From The Daniel Island News
Marriage: it takes two (a parable)
By Steve Ferber
Aug 14, 2013 - 10:03:53 AM
In honor of the institution of marriage, we offer the following parable, drawing liberally on more than 50 idiomatic pairs (55 to be exact). Enjoy.
They’d had their ups and downs. For the better part of two years, their relationship was touch and go.
He left bright and early for work, she an hour later, first attending to household odds and ends, then dropping the kids at day care before arriving at the office. Traffic, as always, was hit or miss, so when she arrived late she could count on her boss reading her chapter and verse about punctuality, and corporate policy.
She was born and bred in the South, a prim and proper woman who put heart and soul into the marriage. To him, life was more cut and dried. He had some hard and fast rules (a list of do’s and don’ts, if you will), none more important than telling his kids to mind their p’s and q’s.
Year after year he complained about the wear and tear of his job. He knew the ins and outs of his work, and fought tooth and nail to climb the corporate ladder (how else was he going to earn the family’s bread and butter?).
Day after day she encouraged him to leave, to search far and wide for a new position. He was sick and tired of mistreatment at work (not to mention the daily aches and pains), and his displeasure was growing in leaps and bounds. Twice his raise was denied (“just wait and see” his colleagues told him), but he was tired of the non-stop song and dance from management.
At home, she was at his beck and call (“a life on pins and needles,” she once told a friend). But she too was suffering from the hustle and bustle of life. It was time for a change.

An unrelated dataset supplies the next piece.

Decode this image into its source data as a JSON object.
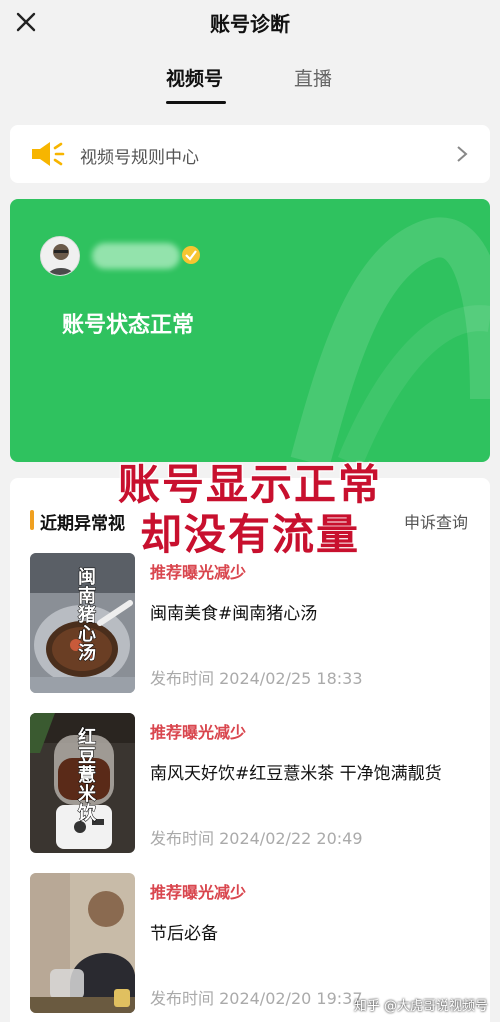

And money was tight. They’d debate the facts and figures, but rarely saw eye to eye. Now and then they’d agree (e.g., on that new set of pots and pans, for example), but with everything costing an arm and a leg, opportunities to save were few and far between.
Whenever he was down and out, she’d search for that magic elixir. They’d talk through the pros and cons (volleying back and forth), and though her message was short and sweet, his ire grew. Round and round, they went, on and on he complained. He finally shared: “All I really want is a moment of peace and quiet.”
Was life ever fair and square? Rarely, of course, but it was time, she insisted, to stop the ranting and raving. The kids were safe and sound (witness their endless game of hide and seek), and the house was always neat and tidy (she kept everything spic and span). Challenging days, she told him, are part and parcel of life. Greet every day, she urged, as a chance to live and learn.
First and foremost, she reminded him, the family was alive and kicking. Through thick and thin, they had managed to build a life together. Abandon the path? No rhyme or reason to do so. It was time to forgive and forget. Time to yield to the notion that life, in all its glory, is not meant to be free and easy.
Between sink or swim, she told him, it was time to swim.